- Hans Weber
- December 4, 2023
Czech Government and Medical Community Address Shortage of Child Psychiatrists
The Czech government and the medical community are taking steps to address the critical shortage of child psychiatrists in the country. To accommodate the increasing number of cases of mentally ill children, the General University Hospital (VFN) in Prague will establish a specialized ward for child psychiatric care and expand its daycare facility. This announcement was made by the Minister of Health, Vlastimil Válek (TOP 09), and David Feltl, the director of VFN.
The hospital plans to invest 140 million Czech crowns in expanding child psychiatric care. The reconstruction of outdated spaces in the psychiatric clinic will be carried out in stages, with around 90 million crowns allocated for outpatient care facilities that meet modern requirements and emphasize privacy. An additional 50 million crowns will be used to construct the new ward. A specific timeline for the completion of the reconstruction was not disclosed.
Minister Válek emphasized the overlooked need for child psychiatrists, stating that the construction of children’s beds is essential. He pledged support for child psychiatry and adult psychiatry in the coming year, emphasizing the importance of widespread accessibility, particularly for adolescent psychiatry, as the number of adolescents in need of psychiatric care is on the rise.
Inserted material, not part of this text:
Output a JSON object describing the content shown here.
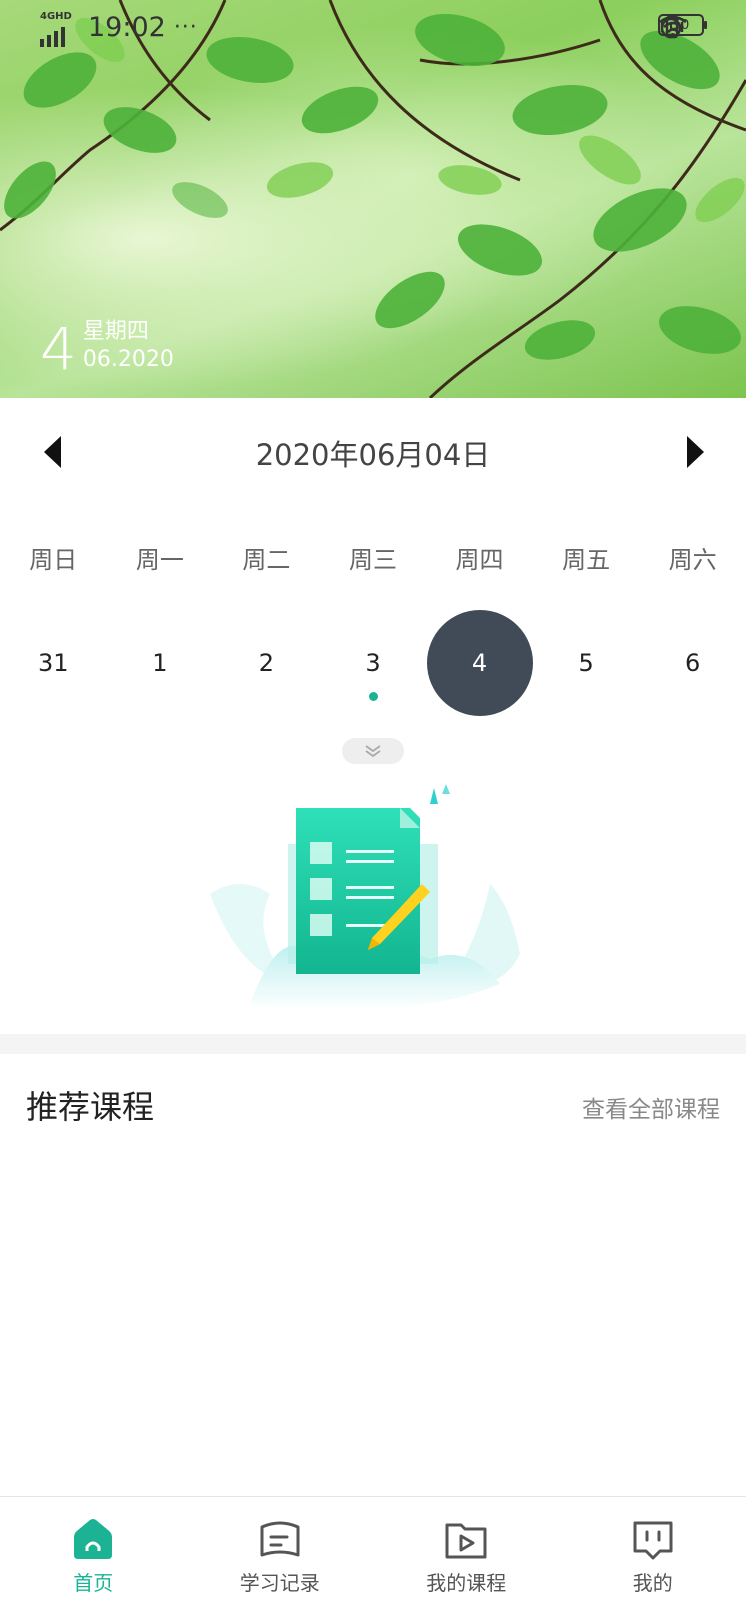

This sentiment was echoed by Martin Anders, the head of the psychiatric clinic at the hospital, who attributed the increasing demand for psychiatric care among adolescents to factors such as social media, the COVID-19 pandemic, and the stress related to the conflict in Ukraine.
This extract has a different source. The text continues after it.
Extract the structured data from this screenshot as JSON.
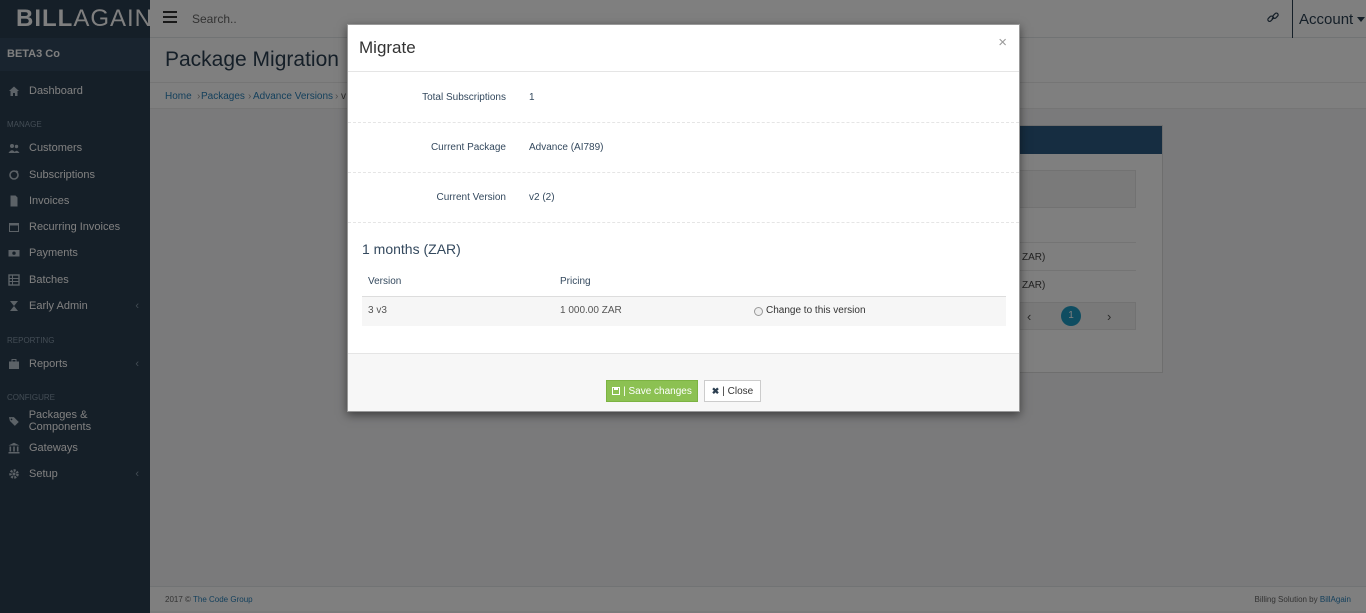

The hospital had previously closed its ward for mentally ill children due to lack of interest but now recognizes the urgent need to revive it.
The hospital currently operates a daily care facility for child and adolescent patients aged 14 to 18 who suffer from conditions such as depression, anxiety, phobias, or eating disorders. However, it is not suitable for patients with suicidal tendencies or substance addiction. For these cases, the hospital operates a detoxification center, which has seen a significant increase in admissions. This year, 125 children and adolescents have been treated at the center, up from 212 last year. Most commonly, these patients are dependent on methamphetamine and marijuana.
The detoxification center faces challenges due to inadequate facilities and capacity issues, as it shares a building with the women’s psychiatric ward. This highlights the pressing need for investment and expansion of psychiatric services for children and adolescents in the Czech Republic.